Banks May Have Won the Yield Battle, But They Will Lose the War (5 minute read)
The CLARITY Act's final stablecoin language, now headed to the Senate Banking Committee markup under Senators Tillis and Alsobrooks, bars digital asset service providers, including exchanges, brokers, and affiliates, from paying interest or yield on payment stablecoins, with an "economically or functionally equivalent" test closing indirect workarounds. Banks secured real concessions: centralized platforms lose the direct yield path, and new compliance and disclosure requirements add overhead. The prohibition leaves DeFi protocols, foreign issuers, and dollar settlement migration to onchain rails untouched, meaning the infrastructure contest for programmable dollar movement continues outside the regulatory perimeter that banks just reinforced.
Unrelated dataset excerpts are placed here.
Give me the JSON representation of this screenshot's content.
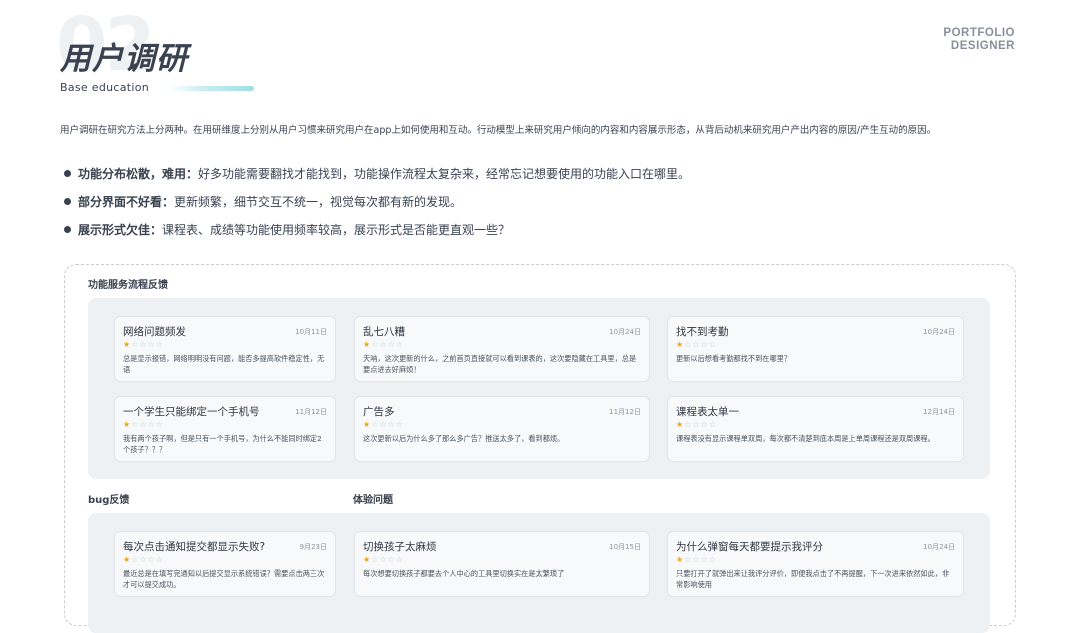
{
  "header": {
    "big_number": "02",
    "title": "用户调研",
    "subtitle": "Base  education",
    "brand_line1": "PORTFOLIO",
    "brand_line2": "DESIGNER"
  },
  "intro": "用户调研在研究方法上分两种。在用研维度上分别从用户习惯来研究用户在app上如何使用和互动。行动模型上来研究用户倾向的内容和内容展示形态，从背后动机来研究用户产出内容的原因/产生互动的原因。",
  "bullets": [
    {
      "bold": "功能分布松散，难用：",
      "text": "好多功能需要翻找才能找到，功能操作流程太复杂来，经常忘记想要使用的功能入口在哪里。"
    },
    {
      "bold": "部分界面不好看：",
      "text": "更新频繁，细节交互不统一，视觉每次都有新的发现。"
    },
    {
      "bold": "展示形式欠佳：",
      "text": "课程表、成绩等功能使用频率较高，展示形式是否能更直观一些？"
    }
  ],
  "sections": {
    "flow": "功能服务流程反馈",
    "bug": "bug反馈",
    "experience": "体验问题"
  },
  "cards": [
    {
      "title": "网络问题频发",
      "date": "10月11日",
      "rating": 1,
      "body": "总是显示报错，网络明明没有问题，能否多提高软件稳定性，无语"
    },
    {
      "title": "乱七八糟",
      "date": "10月24日",
      "rating": 1,
      "body": "天呐，这次更新的什么，之前首页直接就可以看到课表的，这次要隐藏在工具里，总是要点进去好麻烦！"
    },
    {
      "title": "找不到考勤",
      "date": "10月24日",
      "rating": 1,
      "body": "更新以后想看考勤都找不到在哪里？"
    },
    {
      "title": "一个学生只能绑定一个手机号",
      "date": "11月12日",
      "rating": 1,
      "body": "我有两个孩子啊，但是只有一个手机号，为什么不能同时绑定2个孩子？？？"
    },
    {
      "title": "广告多",
      "date": "11月12日",
      "rating": 1,
      "body": "这次更新以后为什么多了那么多广告？推送太多了，看到都烦。"
    },
    {
      "title": "课程表太单一",
      "date": "12月14日",
      "rating": 1,
      "body": "课程表没有显示课程单双周，每次都不清楚到底本周是上单周课程还是双周课程。"
    },
    {
      "title": "每次点击通知提交都显示失败?",
      "date": "9月23日",
      "rating": 1,
      "body": "最近总是在填写完通知以后提交显示系统错误？需要点击两三次才可以提交成功。"
    },
    {
      "title": "切换孩子太麻烦",
      "date": "10月15日",
      "rating": 1,
      "body": "每次想要切换孩子都要去个人中心的工具里切换实在是太繁琐了"
    },
    {
      "title": "为什么弹窗每天都要提示我评分",
      "date": "10月24日",
      "rating": 1,
      "body": "只要打开了就弹出来让我评分评价，即便我点击了不再提醒，下一次进来依然如此，非常影响使用"
    }
  ],
  "colors": {
    "star_on": "#f0a21b",
    "star_off": "#c9ced3",
    "accent": "#9fdde3"
  }
}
The Stablecoin Moment: GENIUS Act, x402, and the Agent Economy (6 minute read)
Stablecoins processed $46T in transactions in 2025 (3x Visa's $16T annual volume), and the GENIUS Act, signed July 18, formalized them as payment instruments with 1:1 reserve requirements, allowing banks to issue and settle with them. Four protocols now compete for AI-agent payment rails: Coinbase's x402, Stripe/OpenAI's ACP powering ChatGPT Instant Checkout, Google's AP2, and Stripe/Tempo's MPP. x402 processes ~$50,000 in daily volume per Artemis. Stablecoin supply is projected to reach $420B by year-end, with agentic payments being the primary driver.
What's Going on with MegaETH? Kumbaya DEX Fee Opacity (3 minute read)
On MegaETH's TGE day (April 30), leading DEX Kumbaya charged 1% fees on its MEGA/USDM pool and retained 50% for itself, versus the industry-standard 15-25% fee capture and Prism's $0.75 on a 0.3% rate. Kumbaya's fee structure was absent from DefiLlama and carried no public documentation until user scrutiny prompted a promise of docs "dropping tomorrow," leaving traders unable to compare costs on the chain's highest-volume day to date.
The Philosophical Debt of Ethereum and the Future of DeFi Security (5 minute read)
DeFi security faces existential threats as AI lowers exploit costs. This proposal introduces a usage-based insurance layer and a funded white-hat economy to mitigate systemic risk. These mechanisms aim to restore industry confidence and protect Ethereum protocols from catastrophic hacks by incentivizing proactive vulnerability discovery and financial recovery.